Some Water & Sewer Plants May Not Be Y2K Compliant

Thabenksta writes "According to a Reuters News Article, over half of the United States' water treatment plants may not be y2k ready. This may result in backed up sewers, and undertreated water."

Re:Fearmongering bastards.

[wconrad]

My job for over 10 years was computerizing fresh and waste-water treatment plants. Based upon my experience, I'm not terribly worried. I am certain there will be problems, but I think they will be little noticed by the public.

A computer-controlled water plant generally has 3 tiers: (1) the master control computer, (2) remote controllers, (3) manual controls. The master control computer communicates with the remote controllers, which do the actual work of monitoring and controlling the plant. The signals from the remote controllers are routed through manual controls (switches) to the various pumps and valves.

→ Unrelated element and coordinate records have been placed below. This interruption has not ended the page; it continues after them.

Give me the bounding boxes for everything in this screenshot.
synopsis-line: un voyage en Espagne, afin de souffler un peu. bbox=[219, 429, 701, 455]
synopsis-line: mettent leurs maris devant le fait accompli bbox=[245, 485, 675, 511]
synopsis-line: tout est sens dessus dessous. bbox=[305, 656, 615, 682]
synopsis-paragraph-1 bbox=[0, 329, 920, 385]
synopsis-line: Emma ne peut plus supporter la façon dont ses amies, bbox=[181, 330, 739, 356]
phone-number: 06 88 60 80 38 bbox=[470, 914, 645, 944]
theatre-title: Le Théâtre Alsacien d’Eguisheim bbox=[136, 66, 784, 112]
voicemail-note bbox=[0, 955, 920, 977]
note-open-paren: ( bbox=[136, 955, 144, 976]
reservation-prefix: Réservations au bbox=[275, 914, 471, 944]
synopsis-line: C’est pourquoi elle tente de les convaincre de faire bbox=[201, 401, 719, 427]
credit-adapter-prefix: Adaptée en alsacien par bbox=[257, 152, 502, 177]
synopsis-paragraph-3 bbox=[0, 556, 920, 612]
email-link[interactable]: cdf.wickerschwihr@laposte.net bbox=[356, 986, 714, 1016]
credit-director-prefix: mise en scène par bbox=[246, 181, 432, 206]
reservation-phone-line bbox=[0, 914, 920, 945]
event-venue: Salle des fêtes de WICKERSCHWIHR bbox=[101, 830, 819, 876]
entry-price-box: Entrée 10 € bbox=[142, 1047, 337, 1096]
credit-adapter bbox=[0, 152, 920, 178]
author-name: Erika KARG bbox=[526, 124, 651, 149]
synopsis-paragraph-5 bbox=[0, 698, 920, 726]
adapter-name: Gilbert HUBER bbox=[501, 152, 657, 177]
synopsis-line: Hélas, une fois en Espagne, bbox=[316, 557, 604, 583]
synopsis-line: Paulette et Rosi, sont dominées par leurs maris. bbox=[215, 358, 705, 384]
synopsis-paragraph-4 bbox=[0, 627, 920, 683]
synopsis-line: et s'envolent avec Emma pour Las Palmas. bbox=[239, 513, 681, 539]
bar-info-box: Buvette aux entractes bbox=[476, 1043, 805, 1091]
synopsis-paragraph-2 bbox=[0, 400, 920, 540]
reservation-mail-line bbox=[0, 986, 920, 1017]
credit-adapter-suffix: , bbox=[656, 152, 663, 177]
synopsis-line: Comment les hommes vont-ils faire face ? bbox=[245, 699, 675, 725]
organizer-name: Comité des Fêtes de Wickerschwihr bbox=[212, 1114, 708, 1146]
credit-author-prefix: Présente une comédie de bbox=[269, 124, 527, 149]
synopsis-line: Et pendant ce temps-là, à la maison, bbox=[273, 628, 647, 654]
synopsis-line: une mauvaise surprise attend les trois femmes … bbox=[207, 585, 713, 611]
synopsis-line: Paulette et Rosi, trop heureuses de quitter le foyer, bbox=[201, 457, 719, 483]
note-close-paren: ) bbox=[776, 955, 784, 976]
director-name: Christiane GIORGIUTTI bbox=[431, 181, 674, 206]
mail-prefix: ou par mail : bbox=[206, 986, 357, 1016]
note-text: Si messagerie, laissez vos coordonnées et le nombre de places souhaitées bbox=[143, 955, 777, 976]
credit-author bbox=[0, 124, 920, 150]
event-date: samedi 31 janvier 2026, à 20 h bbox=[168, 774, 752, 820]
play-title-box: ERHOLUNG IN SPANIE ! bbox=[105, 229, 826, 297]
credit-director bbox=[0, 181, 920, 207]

The master control computer (could be computers, in the case of a redundant system) is usually some kind of microcomputer. We put a fair number of Gateways, Dells, and other name-brand PC's in plants.

The remote controllers are usually some form of embedded system. The most common remote controllers are purpose-built for the task and are called PLC's (Programmable Logic Controllers).

The manual controls usually (I'll get to the exceptions) exist as regular old mechanical switches in the electrical path between the remote controllers and the pumps and valves. A typical manual control is a switch with three positions: "auto" leaves the remote controller in command, "man" forces the device to be on/open, no matter what the controller says, and "off" forces the device to be off/closed, no matter what the controller says.

Also, the remote control computers are usually programmed to operate independently of the master control station. Whenever the master control station goes down (a fairly routine occurance in most plants), the remote controllers keep the plant running based upon their pre-programmed control algorithms and upon the last instructions ("Keep the tank level between 12 and 15 feet") that they received from the master control station.

Every water plant I computerized in my career had this 3-tier architecture: master, remote, manual-overrides.

Because the remote controllers can carry on for some time (hours, at least), in the absense of the master computer, failure of the master -- say, to reboot it after a Y2K-induced freeze -- is not a big deal. And because of the manual-overrides, the plant can be run manually even if the remote controllers fail or start issuing goofy commands.

The real risk for a computerized plant experiencing y2k problems is not that you won't receive fresh water or have your sewage treated -- it's that the city will be paying large amounts of overtime for the extra staffing it takes to run the plant manually. If a city is dumb enough to not have the staff on call during that critical period, then it IS possible for y2k problems to become visible to the public in some way more dramatic than an increased personnel budget. Also, I worked on a few plants where the engineers were so insanely stupid that they allowed the manual overrides to be built into the remote controllers, not independent of them. I always lobbied hard to have such insanities corrected and was usually successful. Those plants without independent manual overrides are the ones in true danger. But I gotta tell you, the plant designed by such intellectual giants are in serious trouble *without* y2k.

All in all, I'm not worried -- I expect to get water and flush the toilet on the 1st without causing the collapse of civilization.

Wayne Conrad

As of JUNE. Give me a break.

[the+eric+conspiracy]

There are several aspects to this story that make it highly dubious. The first is that the last report was conducted in June. Few industries, ANYWHERE had completed their Y2K preparations as of June. The second is that even if the Y2K preparations are not complete there is no great likelihood of serious failure. Few industrial control systems are particularly date sensitive. Only the supervisory/accounting systems are. Finally these systems always include multiple levels of redundancy right down to manual override in case of primary control element failure.

This is going to be just another Y2K Chicken Little story drummed up by panic mongers.